In summary, we will develop and begin to use cellular and molecular imaging tools that will allow us to understand zebrafish eye morphogenesis in exquisite cellular detail. We will start to understand the mechanisms of CNS morphogenesis, a basic process of vertebrate neural development. Furthermore, we will have a clear path forward to developing zebrafish models of human eye development diseases.
CNS morphogenesis is crucial for proper brain development, but is poorly understood—we know relatively little about the patterns of cell behavior, migration, and shape change that lead to the normal shape of the brain.

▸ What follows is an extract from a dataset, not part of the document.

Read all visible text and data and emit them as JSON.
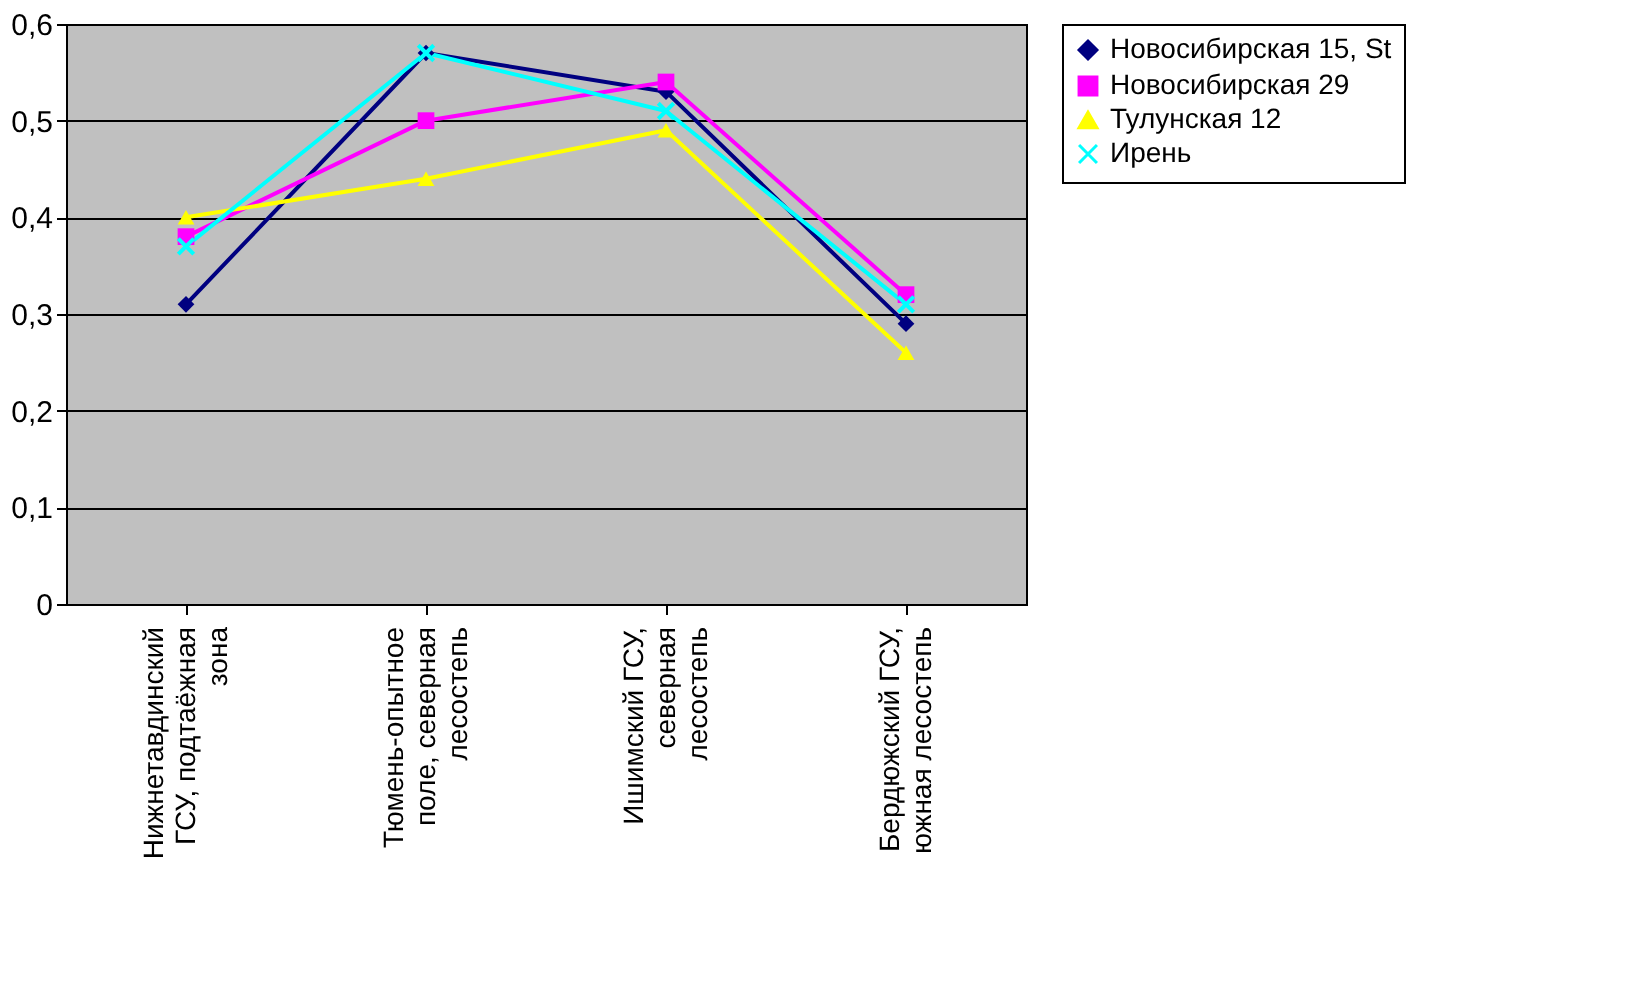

Our lab studies the embryonic zebrafish eye, which affords extraordinary optical access and allows molecular and genetic perturbations. It is an excellent model as many defects of brain morphogenesis also affect the eye. Our central hypothesis is that eye morphogenesis is instructed by extrinsic and intrinsic influences, which drive localized changes in cell shape and motility, mediated by activation of Rho-family small GTPases.

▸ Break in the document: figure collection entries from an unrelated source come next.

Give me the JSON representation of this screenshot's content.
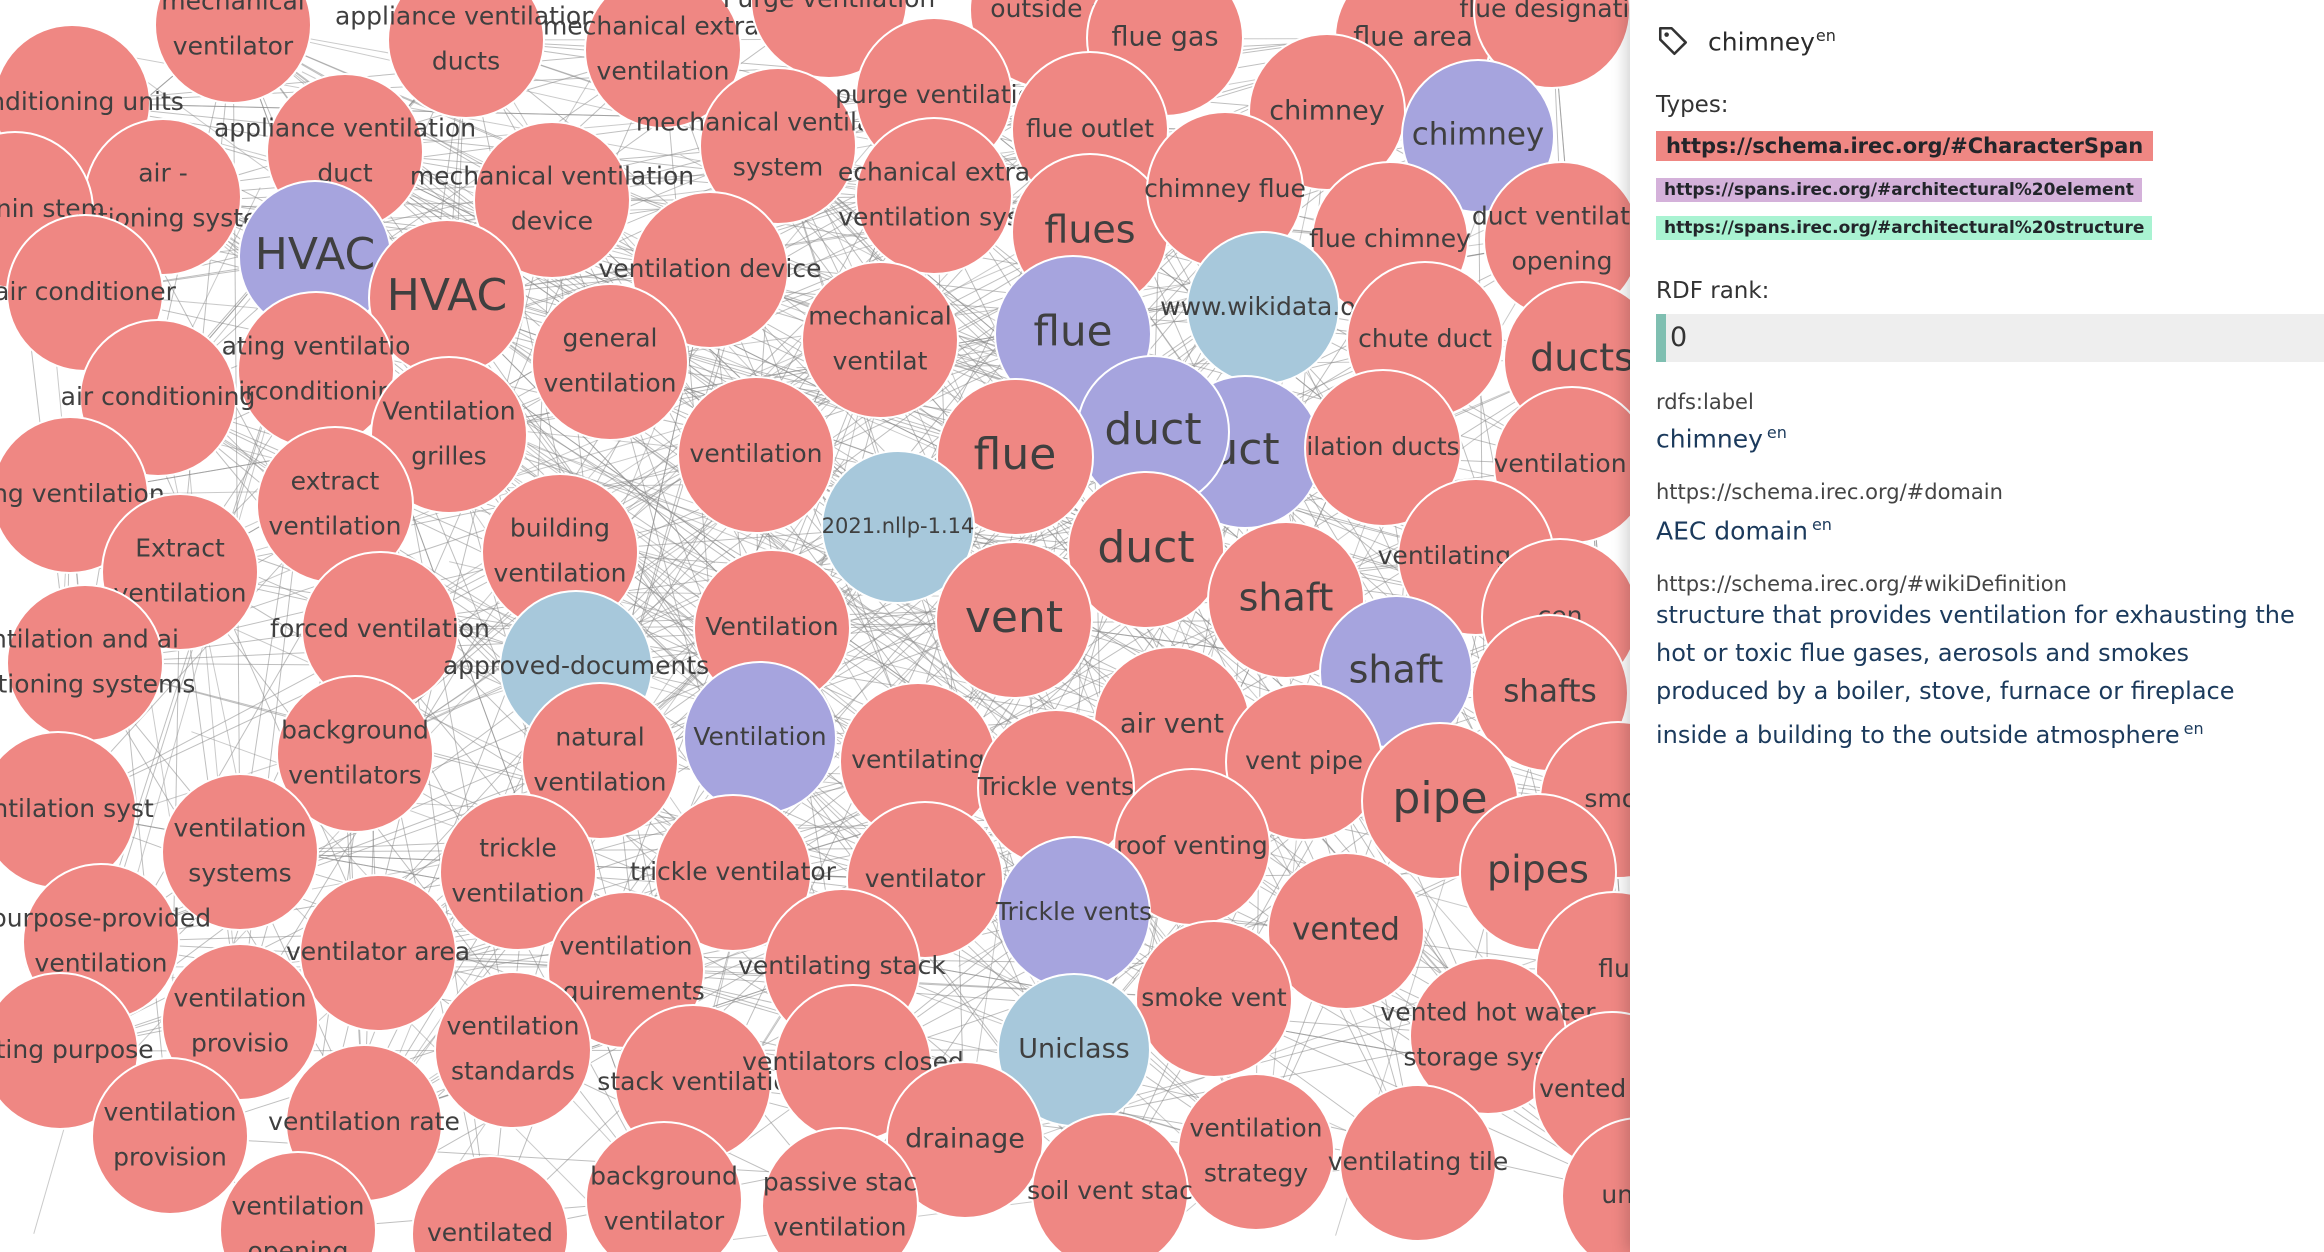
{
  "graph": {
    "colors": {
      "entity": "#ef8783",
      "type": "#a6a4de",
      "source": "#a7c8db",
      "edge": "#8a8a8a"
    },
    "nodes": [
      {
        "label": "mechanical ventilator",
        "kind": "entity"
      },
      {
        "label": "appliance ventilation ducts",
        "kind": "entity"
      },
      {
        "label": "mechanical extract ventilation",
        "kind": "entity"
      },
      {
        "label": "Purge ventilation",
        "kind": "entity"
      },
      {
        "label": "outside a",
        "kind": "entity"
      },
      {
        "label": "flue gas",
        "kind": "entity"
      },
      {
        "label": "flue area",
        "kind": "entity"
      },
      {
        "label": "flue designatio",
        "kind": "entity"
      },
      {
        "label": "conditioning units",
        "kind": "entity"
      },
      {
        "label": "appliance ventilation duct",
        "kind": "entity"
      },
      {
        "label": "mechanical ventilation system",
        "kind": "entity"
      },
      {
        "label": "purge ventilatio",
        "kind": "entity"
      },
      {
        "label": "flue outlet",
        "kind": "entity"
      },
      {
        "label": "chimney",
        "kind": "entity"
      },
      {
        "label": "chimney",
        "kind": "type"
      },
      {
        "label": "air - conditioning systems",
        "kind": "entity"
      },
      {
        "label": "nditionin stem",
        "kind": "entity"
      },
      {
        "label": "mechanical ventilation device",
        "kind": "entity"
      },
      {
        "label": "echanical extra ventilation syst",
        "kind": "entity"
      },
      {
        "label": "flues",
        "kind": "entity"
      },
      {
        "label": "chimney flue",
        "kind": "entity"
      },
      {
        "label": "flue chimney",
        "kind": "entity"
      },
      {
        "label": "duct ventilatio opening",
        "kind": "entity"
      },
      {
        "label": "HVAC",
        "kind": "type"
      },
      {
        "label": "HVAC",
        "kind": "entity"
      },
      {
        "label": "ventilation device",
        "kind": "entity"
      },
      {
        "label": "air conditioner",
        "kind": "entity"
      },
      {
        "label": "www.wikidata.or",
        "kind": "source"
      },
      {
        "label": "flue",
        "kind": "type"
      },
      {
        "label": "chute duct",
        "kind": "entity"
      },
      {
        "label": "ducts",
        "kind": "entity"
      },
      {
        "label": "ating ventilatio airconditioning",
        "kind": "entity"
      },
      {
        "label": "general ventilation",
        "kind": "entity"
      },
      {
        "label": "mechanical ventilat",
        "kind": "entity"
      },
      {
        "label": "air conditioning",
        "kind": "entity"
      },
      {
        "label": "Ventilation grilles",
        "kind": "entity"
      },
      {
        "label": "uct",
        "kind": "type"
      },
      {
        "label": "duct",
        "kind": "type"
      },
      {
        "label": "flue",
        "kind": "entity"
      },
      {
        "label": "ilation ducts",
        "kind": "entity"
      },
      {
        "label": "ventilation d",
        "kind": "entity"
      },
      {
        "label": "ventilation",
        "kind": "entity"
      },
      {
        "label": "ting ventilation",
        "kind": "entity"
      },
      {
        "label": "extract ventilation",
        "kind": "entity"
      },
      {
        "label": "2021.nllp-1.14",
        "kind": "source"
      },
      {
        "label": "duct",
        "kind": "entity"
      },
      {
        "label": "ventilating duct",
        "kind": "entity"
      },
      {
        "label": "building ventilation",
        "kind": "entity"
      },
      {
        "label": "Extract ventilation",
        "kind": "entity"
      },
      {
        "label": "vent",
        "kind": "entity"
      },
      {
        "label": "shaft",
        "kind": "entity"
      },
      {
        "label": "cen",
        "kind": "entity"
      },
      {
        "label": "Ventilation",
        "kind": "entity"
      },
      {
        "label": "forced ventilation",
        "kind": "entity"
      },
      {
        "label": "ntilation and ai ditioning systems",
        "kind": "entity"
      },
      {
        "label": "approved-documents",
        "kind": "source"
      },
      {
        "label": "shaft",
        "kind": "type"
      },
      {
        "label": "shafts",
        "kind": "entity"
      },
      {
        "label": "air vent",
        "kind": "entity"
      },
      {
        "label": "Ventilation",
        "kind": "type"
      },
      {
        "label": "ventilating",
        "kind": "entity"
      },
      {
        "label": "background ventilators",
        "kind": "entity"
      },
      {
        "label": "natural ventilation",
        "kind": "entity"
      },
      {
        "label": "Trickle vents",
        "kind": "entity"
      },
      {
        "label": "vent pipe",
        "kind": "entity"
      },
      {
        "label": "pipe",
        "kind": "entity"
      },
      {
        "label": "smok",
        "kind": "entity"
      },
      {
        "label": "ventilation syst",
        "kind": "entity"
      },
      {
        "label": "ventilation systems",
        "kind": "entity"
      },
      {
        "label": "trickle ventilation",
        "kind": "entity"
      },
      {
        "label": "trickle ventilator",
        "kind": "entity"
      },
      {
        "label": "ventilator",
        "kind": "entity"
      },
      {
        "label": "roof venting",
        "kind": "entity"
      },
      {
        "label": "pipes",
        "kind": "entity"
      },
      {
        "label": "purpose-provided ventilation",
        "kind": "entity"
      },
      {
        "label": "ventilator area",
        "kind": "entity"
      },
      {
        "label": "ventilation equirements",
        "kind": "entity"
      },
      {
        "label": "Trickle vents",
        "kind": "type"
      },
      {
        "label": "vented",
        "kind": "entity"
      },
      {
        "label": "flu",
        "kind": "entity"
      },
      {
        "label": "ventilating stack",
        "kind": "entity"
      },
      {
        "label": "smoke vent",
        "kind": "entity"
      },
      {
        "label": "ventilation provisio",
        "kind": "entity"
      },
      {
        "label": "ilating purpose",
        "kind": "entity"
      },
      {
        "label": "ventilation standards",
        "kind": "entity"
      },
      {
        "label": "vented hot water storage syste",
        "kind": "entity"
      },
      {
        "label": "stack ventilatio",
        "kind": "entity"
      },
      {
        "label": "ventilators closed",
        "kind": "entity"
      },
      {
        "label": "Uniclass",
        "kind": "source"
      },
      {
        "label": "vented sola",
        "kind": "entity"
      },
      {
        "label": "ventilation provision",
        "kind": "entity"
      },
      {
        "label": "ventilation rate",
        "kind": "entity"
      },
      {
        "label": "drainage",
        "kind": "entity"
      },
      {
        "label": "ventilation strategy",
        "kind": "entity"
      },
      {
        "label": "ventilating tile",
        "kind": "entity"
      },
      {
        "label": "unv st",
        "kind": "entity"
      },
      {
        "label": "passive stac ventilation",
        "kind": "entity"
      },
      {
        "label": "soil vent stac",
        "kind": "entity"
      },
      {
        "label": "background ventilator",
        "kind": "entity"
      },
      {
        "label": "ventilation opening",
        "kind": "entity"
      },
      {
        "label": "ventilated",
        "kind": "entity"
      }
    ]
  },
  "panel": {
    "title": "chimney",
    "title_lang": "en",
    "icon": "tag-icon",
    "types_label": "Types:",
    "types": [
      {
        "uri": "https://schema.irec.org/#CharacterSpan",
        "color": "#ef8783"
      },
      {
        "uri": "https://spans.irec.org/#architectural%20element",
        "color": "#d4b1da"
      },
      {
        "uri": "https://spans.irec.org/#architectural%20structure",
        "color": "#a9f3d2"
      }
    ],
    "rank_label": "RDF rank:",
    "rank_value": "0",
    "properties": [
      {
        "key": "rdfs:label",
        "value": "chimney",
        "lang": "en"
      },
      {
        "key": "https://schema.irec.org/#domain",
        "value": "AEC domain",
        "lang": "en"
      },
      {
        "key": "https://schema.irec.org/#wikiDefinition",
        "value": "structure that provides ventilation for exhausting the hot or toxic flue gases, aerosols and smokes produced by a boiler, stove, furnace or fireplace inside a building to the outside atmosphere",
        "lang": "en"
      }
    ]
  }
}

We have three main goals. First, to develop methods to image patterns of mitosis, cell polarity, cell shape changes, and activation of the PI-3-kinase pathway and small GTPases in live developing zebrafish embryos. Second, to apply these methods to characterize the normal morphogenesis of the zebrafish eye, to understand the normal patterns of cell division, migration, and shape changes that underlie its normal development, and to start to understand the molecular signals that drive these cellular behaviors. Third, to begin to study eye morphogenesis in known mutants. We have already found that zebrafish mutant for the laminin alpha-1 gene show striking defects in morphogenesis of the lens and neural retina, and show underlying defects in apicobasal polarity.

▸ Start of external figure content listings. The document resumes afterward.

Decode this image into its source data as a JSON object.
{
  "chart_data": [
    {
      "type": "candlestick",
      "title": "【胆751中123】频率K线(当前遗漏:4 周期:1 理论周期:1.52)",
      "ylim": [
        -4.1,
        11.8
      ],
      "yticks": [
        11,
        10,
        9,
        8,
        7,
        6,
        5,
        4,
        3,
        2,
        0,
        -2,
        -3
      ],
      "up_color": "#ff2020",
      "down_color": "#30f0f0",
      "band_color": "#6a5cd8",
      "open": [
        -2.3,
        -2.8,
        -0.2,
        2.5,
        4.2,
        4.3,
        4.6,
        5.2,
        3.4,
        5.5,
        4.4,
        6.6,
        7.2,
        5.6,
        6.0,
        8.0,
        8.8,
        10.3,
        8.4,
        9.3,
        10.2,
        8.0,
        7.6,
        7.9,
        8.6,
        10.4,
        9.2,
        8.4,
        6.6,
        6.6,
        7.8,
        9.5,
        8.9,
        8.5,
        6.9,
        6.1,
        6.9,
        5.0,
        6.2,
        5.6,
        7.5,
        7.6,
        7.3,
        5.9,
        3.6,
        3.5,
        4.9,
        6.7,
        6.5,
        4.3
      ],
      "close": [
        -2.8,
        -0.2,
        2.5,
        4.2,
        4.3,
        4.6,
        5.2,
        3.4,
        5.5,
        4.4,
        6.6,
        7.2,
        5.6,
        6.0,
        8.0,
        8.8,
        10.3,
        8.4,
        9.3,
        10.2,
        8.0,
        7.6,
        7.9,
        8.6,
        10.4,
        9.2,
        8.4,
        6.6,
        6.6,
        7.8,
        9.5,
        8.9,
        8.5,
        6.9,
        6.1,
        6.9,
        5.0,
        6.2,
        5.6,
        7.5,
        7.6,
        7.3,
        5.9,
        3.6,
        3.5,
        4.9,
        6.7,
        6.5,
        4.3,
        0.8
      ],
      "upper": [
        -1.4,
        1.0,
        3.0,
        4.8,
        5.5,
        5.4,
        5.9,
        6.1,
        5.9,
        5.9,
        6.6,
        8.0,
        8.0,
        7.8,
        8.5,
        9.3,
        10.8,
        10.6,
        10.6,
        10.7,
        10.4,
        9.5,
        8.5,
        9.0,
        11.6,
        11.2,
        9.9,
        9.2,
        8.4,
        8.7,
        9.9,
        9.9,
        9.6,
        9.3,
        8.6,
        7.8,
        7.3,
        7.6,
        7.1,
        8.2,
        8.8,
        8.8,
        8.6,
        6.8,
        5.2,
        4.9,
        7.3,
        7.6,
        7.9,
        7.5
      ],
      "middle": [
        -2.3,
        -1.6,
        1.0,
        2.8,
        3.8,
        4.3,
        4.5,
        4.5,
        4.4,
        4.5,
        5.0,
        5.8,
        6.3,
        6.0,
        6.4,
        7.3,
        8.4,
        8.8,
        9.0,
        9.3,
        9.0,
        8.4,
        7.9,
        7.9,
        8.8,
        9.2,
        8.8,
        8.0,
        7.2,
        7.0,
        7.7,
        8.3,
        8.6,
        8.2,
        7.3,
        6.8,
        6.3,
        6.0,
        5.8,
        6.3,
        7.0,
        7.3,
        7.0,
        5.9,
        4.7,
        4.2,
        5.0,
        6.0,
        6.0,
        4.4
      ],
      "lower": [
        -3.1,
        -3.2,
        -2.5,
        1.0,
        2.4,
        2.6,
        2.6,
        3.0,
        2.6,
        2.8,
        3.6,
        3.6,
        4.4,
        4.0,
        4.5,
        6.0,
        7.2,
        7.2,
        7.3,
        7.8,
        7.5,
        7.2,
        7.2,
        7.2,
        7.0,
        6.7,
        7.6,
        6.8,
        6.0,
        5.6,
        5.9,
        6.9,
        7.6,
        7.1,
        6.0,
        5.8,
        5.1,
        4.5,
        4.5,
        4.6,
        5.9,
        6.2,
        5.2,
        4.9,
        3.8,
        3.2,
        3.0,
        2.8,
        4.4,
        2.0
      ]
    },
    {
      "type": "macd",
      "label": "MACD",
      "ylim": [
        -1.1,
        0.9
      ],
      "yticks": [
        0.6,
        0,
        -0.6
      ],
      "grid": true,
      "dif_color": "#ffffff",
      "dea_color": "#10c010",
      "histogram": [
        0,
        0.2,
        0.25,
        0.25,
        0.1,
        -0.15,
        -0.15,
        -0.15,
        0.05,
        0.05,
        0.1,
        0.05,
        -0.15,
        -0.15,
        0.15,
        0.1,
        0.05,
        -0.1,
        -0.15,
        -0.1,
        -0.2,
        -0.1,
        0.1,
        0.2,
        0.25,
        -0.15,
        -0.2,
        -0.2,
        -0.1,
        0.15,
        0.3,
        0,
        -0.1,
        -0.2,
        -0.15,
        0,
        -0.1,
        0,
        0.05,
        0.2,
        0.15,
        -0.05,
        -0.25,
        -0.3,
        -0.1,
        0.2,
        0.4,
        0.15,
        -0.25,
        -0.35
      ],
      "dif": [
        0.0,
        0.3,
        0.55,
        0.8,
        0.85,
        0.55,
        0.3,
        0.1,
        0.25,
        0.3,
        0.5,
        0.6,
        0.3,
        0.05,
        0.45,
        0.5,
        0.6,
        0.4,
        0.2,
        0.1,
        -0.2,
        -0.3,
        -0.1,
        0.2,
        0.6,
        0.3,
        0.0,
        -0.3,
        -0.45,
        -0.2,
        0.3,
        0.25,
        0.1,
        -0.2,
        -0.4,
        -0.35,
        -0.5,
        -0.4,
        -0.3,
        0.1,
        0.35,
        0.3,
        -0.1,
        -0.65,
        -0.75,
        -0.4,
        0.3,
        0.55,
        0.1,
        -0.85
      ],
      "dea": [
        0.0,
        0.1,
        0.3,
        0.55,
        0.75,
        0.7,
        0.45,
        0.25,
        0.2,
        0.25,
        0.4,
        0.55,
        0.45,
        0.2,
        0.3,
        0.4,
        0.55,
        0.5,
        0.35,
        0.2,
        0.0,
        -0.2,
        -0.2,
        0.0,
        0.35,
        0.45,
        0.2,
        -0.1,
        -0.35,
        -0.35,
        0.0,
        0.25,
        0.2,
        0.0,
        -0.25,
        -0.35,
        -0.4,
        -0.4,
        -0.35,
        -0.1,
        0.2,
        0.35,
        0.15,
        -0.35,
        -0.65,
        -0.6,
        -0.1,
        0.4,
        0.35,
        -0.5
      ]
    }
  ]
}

We will use two strategies: whole-eye imaging (imaging every cell in the eye) as well as cluster imaging (imaging a few labeled cells within the context of the eye). Whole-eye labeling uses early mRNA injection or stable transgenes to drive expression of fluorescent protein fusions that mark cell nuclei, cell membranes, polarity markers, or GTPase activity. Cluster labeling uses mRNA or transgenes for photoactivatable markers such as Kaede or PA-GFP. Live embryos are then embedded in low-melt agarose and imaged continuously for 12 hours using a fast laser-scanning confocal microscope (Olympus FV1000). Sample data can be viewed at the Chien lab website.